Die Beschämung ist in meinem erwachsenen Alltag wie ein ungebetener Gast, ein Sondereinsatzkommando, das einfach durchs Fenster reinkracht, die Tür einrammt und die Auslieferung einfordert, während sich mein Inneres unter dem Sofa verstecken möchte. Mit den Jahren habe ich geübt mit dem Sondereinsatz umzugehen. Durch bewusstes Bemerken werden die Einsätze nach und nach seltener. Die Truppe des SEK hat für mich eine überflutende Kraft im Gepäck, die besonders im zwischenmenschlichen Kontakt „hochkochen“ kann. Zum Beispiel wenn ich mir nicht sicher bin, ob ich erwünscht bin oder mich im Kontakt nicht orientieren kann. Also habe ich früh angefangen von mir aus den Kontakt zu suchen und herzustellen, so hatte ich ein wenig den Türknauf in der Hand und hatte mehr das Gefühl entscheiden zu können, wann ich wen reinlasse. Wenn mein Nervensystem in solchen Momenten anschlägt, ich paradoxerweise überdreht lache und „albern“ wirke, ärgerte ich mich früher ständig, weil ich irgendwie „außer mir“ war. Heute weiß ich: das ist eine Maßnahme, die mein Körper automatisch für mich übernimmt, um mich zu regulieren und wieder Sicherheit für mich herzustellen. Ein Schutz den ich mittlerweile mehr anerkennen kann.
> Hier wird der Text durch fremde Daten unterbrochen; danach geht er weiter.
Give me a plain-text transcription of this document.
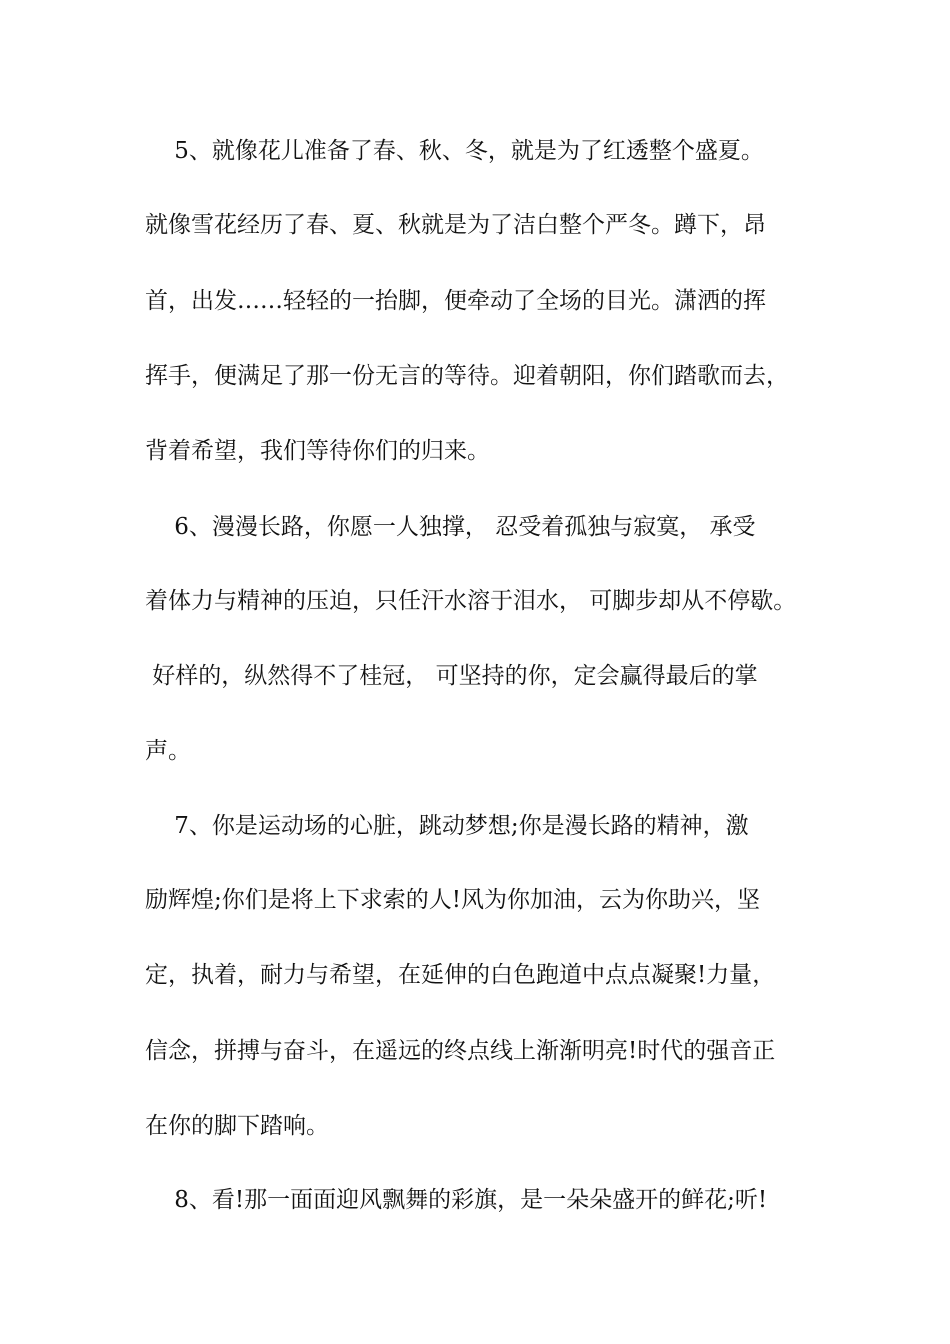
5、就像花儿准备了春、秋、冬，就是为了红透整个盛夏。
就像雪花经历了春、夏、秋就是为了洁白整个严冬。蹲下，昂
首，出发……轻轻的一抬脚，便牵动了全场的目光。潇洒的挥
挥手，便满足了那一份无言的等待。迎着朝阳，你们踏歌而去，
背着希望，我们等待你们的归来。
6、漫漫长路，你愿一人独撑， 忍受着孤独与寂寞， 承受
着体力与精神的压迫，只任汗水溶于泪水， 可脚步却从不停歇。
好样的，纵然得不了桂冠， 可坚持的你，定会赢得最后的掌
声。
7、你是运动场的心脏，跳动梦想;你是漫长路的精神，激
励辉煌;你们是将上下求索的人!风为你加油，云为你助兴，坚
定，执着，耐力与希望，在延伸的白色跑道中点点凝聚!力量，
信念，拼搏与奋斗，在遥远的终点线上渐渐明亮!时代的强音正
在你的脚下踏响。
8、看!那一面面迎风飘舞的彩旗，是一朵朵盛开的鲜花;听!
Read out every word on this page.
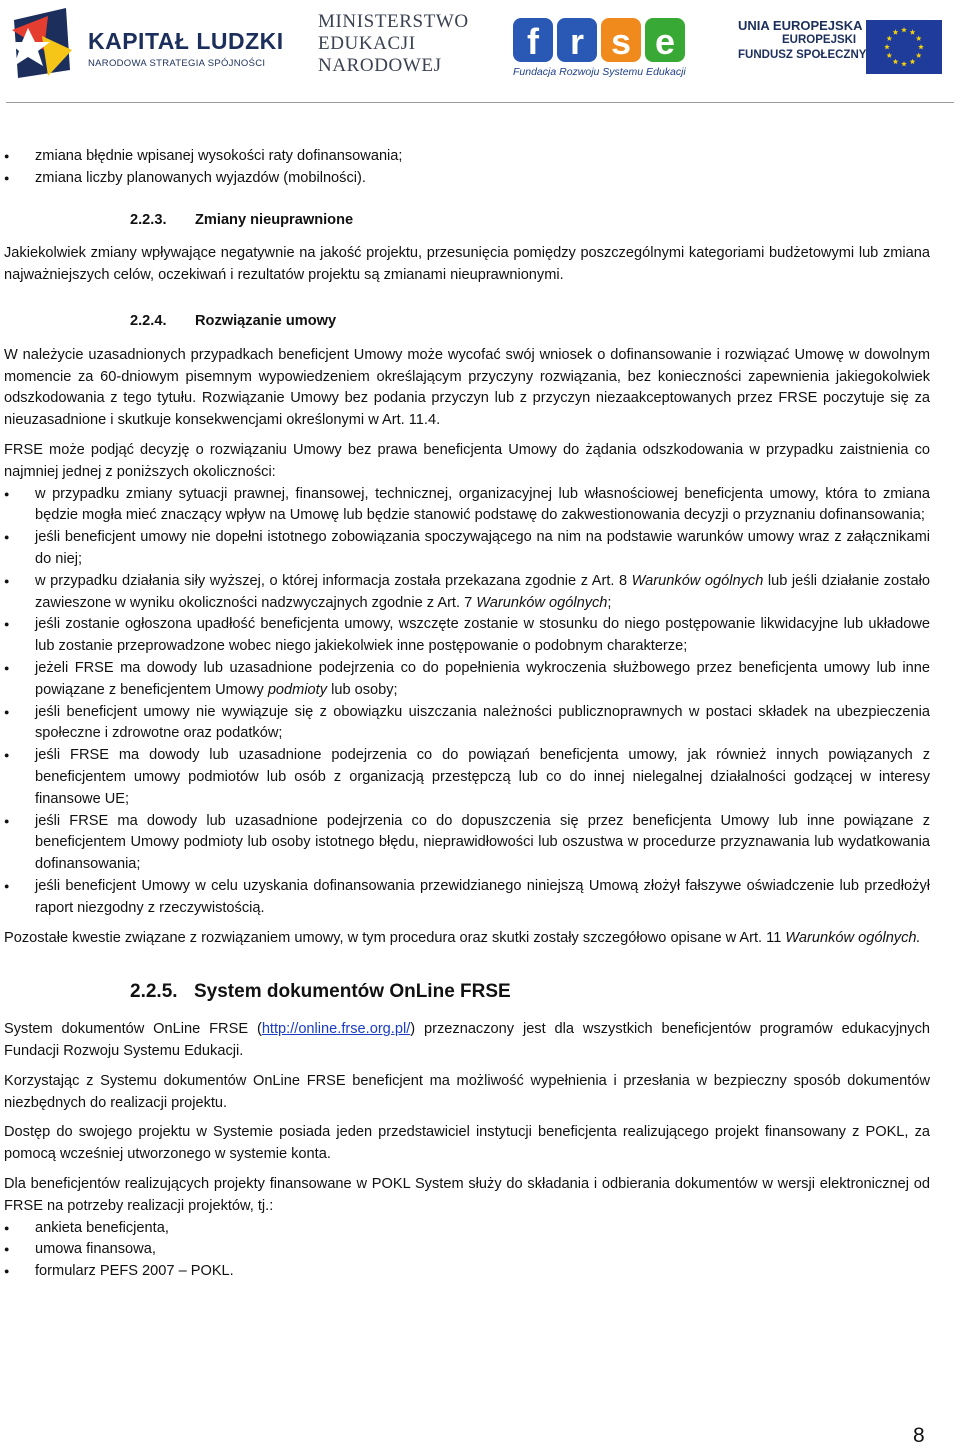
KAPITAŁ LUDZKI
NARODOWA STRATEGIA SPÓJNOŚCI
MINISTERSTWO
EDUKACJI
NARODOWEJ
f r s e
Fundacja Rozwoju Systemu Edukacji
UNIA EUROPEJSKA
EUROPEJSKI
FUNDUSZ SPOŁECZNY
● zmiana błędnie wpisanej wysokości raty dofinansowania;
● zmiana liczby planowanych wyjazdów (mobilności).

2.2.3. Zmiany nieuprawnione

Jakiekolwiek zmiany wpływające negatywnie na jakość projektu, przesunięcia pomiędzy poszczególnymi kategoriami budżetowymi lub zmiana najważniejszych celów, oczekiwań i rezultatów projektu są zmianami nieuprawnionymi.

2.2.4. Rozwiązanie umowy

W należycie uzasadnionych przypadkach beneficjent Umowy może wycofać swój wniosek o dofinansowanie i rozwiązać Umowę w dowolnym momencie za 60-dniowym pisemnym wypowiedzeniem określającym przyczyny rozwiązania, bez konieczności zapewnienia jakiegokolwiek odszkodowania z tego tytułu. Rozwiązanie Umowy bez podania przyczyn lub z przyczyn niezaakceptowanych przez FRSE poczytuje się za nieuzasadnione i skutkuje konsekwencjami określonymi w Art. 11.4.

FRSE może podjąć decyzję o rozwiązaniu Umowy bez prawa beneficjenta Umowy do żądania odszkodowania w przypadku zaistnienia co najmniej jednej z poniższych okoliczności:

● w przypadku zmiany sytuacji prawnej, finansowej, technicznej, organizacyjnej lub własnościowej beneficjenta umowy, która to zmiana będzie mogła mieć znaczący wpływ na Umowę lub będzie stanowić podstawę do zakwestionowania decyzji o przyznaniu dofinansowania;
● jeśli beneficjent umowy nie dopełni istotnego zobowiązania spoczywającego na nim na podstawie warunków umowy wraz z załącznikami do niej;
● w przypadku działania siły wyższej, o której informacja została przekazana zgodnie z Art. 8 Warunków ogólnych lub jeśli działanie zostało zawieszone w wyniku okoliczności nadzwyczajnych zgodnie z Art. 7 Warunków ogólnych;
● jeśli zostanie ogłoszona upadłość beneficjenta umowy, wszczęte zostanie w stosunku do niego postępowanie likwidacyjne lub układowe lub zostanie przeprowadzone wobec niego jakiekolwiek inne postępowanie o podobnym charakterze;
● jeżeli FRSE ma dowody lub uzasadnione podejrzenia co do popełnienia wykroczenia służbowego przez beneficjenta umowy lub inne powiązane z beneficjentem Umowy podmioty lub osoby;
● jeśli beneficjent umowy nie wywiązuje się z obowiązku uiszczania należności publicznoprawnych w postaci składek na ubezpieczenia społeczne i zdrowotne oraz podatków;
● jeśli FRSE ma dowody lub uzasadnione podejrzenia co do powiązań beneficjenta umowy, jak również innych powiązanych z beneficjentem umowy podmiotów lub osób z organizacją przestępczą lub co do innej nielegalnej działalności godzącej w interesy finansowe UE;
● jeśli FRSE ma dowody lub uzasadnione podejrzenia co do dopuszczenia się przez beneficjenta Umowy lub inne powiązane z beneficjentem Umowy podmioty lub osoby istotnego błędu, nieprawidłowości lub oszustwa w procedurze przyznawania lub wydatkowania dofinansowania;
● jeśli beneficjent Umowy w celu uzyskania dofinansowania przewidzianego niniejszą Umową złożył fałszywe oświadczenie lub przedłożył raport niezgodny z rzeczywistością.

Pozostałe kwestie związane z rozwiązaniem umowy, w tym procedura oraz skutki zostały szczegółowo opisane w Art. 11 Warunków ogólnych.

2.2.5. System dokumentów OnLine FRSE

System dokumentów OnLine FRSE (http://online.frse.org.pl/) przeznaczony jest dla wszystkich beneficjentów programów edukacyjnych Fundacji Rozwoju Systemu Edukacji.

Korzystając z Systemu dokumentów OnLine FRSE beneficjent ma możliwość wypełnienia i przesłania w bezpieczny sposób dokumentów niezbędnych do realizacji projektu.

Dostęp do swojego projektu w Systemie posiada jeden przedstawiciel instytucji beneficjenta realizującego projekt finansowany z POKL, za pomocą wcześniej utworzonego w systemie konta.

Dla beneficjentów realizujących projekty finansowane w POKL System służy do składania i odbierania dokumentów w wersji elektronicznej od FRSE na potrzeby realizacji projektów, tj.:

● ankieta beneficjenta,
● umowa finansowa,
● formularz PEFS 2007 – POKL.
8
Und als die Idee mir zum ersten Mal kam, dass ich es mit Elisabeth wagen könnte ein kleines Stückchen meiner Beschämung zu begegnen, weil sie für mich eine echte Vertrauensperson ist, habe ich nicht lang gezögert. Ihr vertraue ich so sehr, dass ich wage mein unperfektes Äußeres zu zeigen. Sie einzuladen in mein privates Reich, ein Klacks wo sie doch so viele meiner Schatten kennt und immer noch an meiner Seite ist. Besonders wenn ich einen kurzen Moment der Überzeugung bin, ich müsse mich meiner Existenz schämen.
Also fragte ich sie damals zum ersten Mal nach einem besonderen Frühstücks-Video-Chat. Ein deutliches "Ja" zu bekommen ist für mich ein so wundervolles Geschenk!

Und so viel sei verraten: es ist einmalig schön gewesen dieses Experiment zu starten. Und ich konnte spüren, dass echter lebendiger Kontakt ein Killer für die Beschämung ist und genauso der kreative Ausdruck, der mich das hier gerade schreiben lässt. Der dafür sorgt, dass ich ein Stück von mir ganz persönlich genau jetzt in diesem Moment mit dir teile.
Ich habe es tatsächlich gewagt: ungeschminkt und ungekämmt mich ganz pur zu zeigen, mit ihr mein Frühstück zu teilen, zu quatschen und dabei etwas zu tun was ich noch nie getan habe:
Ich habe es schamlos genossen.

Ich kann's also empfehlen: eine Elisabeth zu haben und mit wildem Haar im Bett zu frühstücken.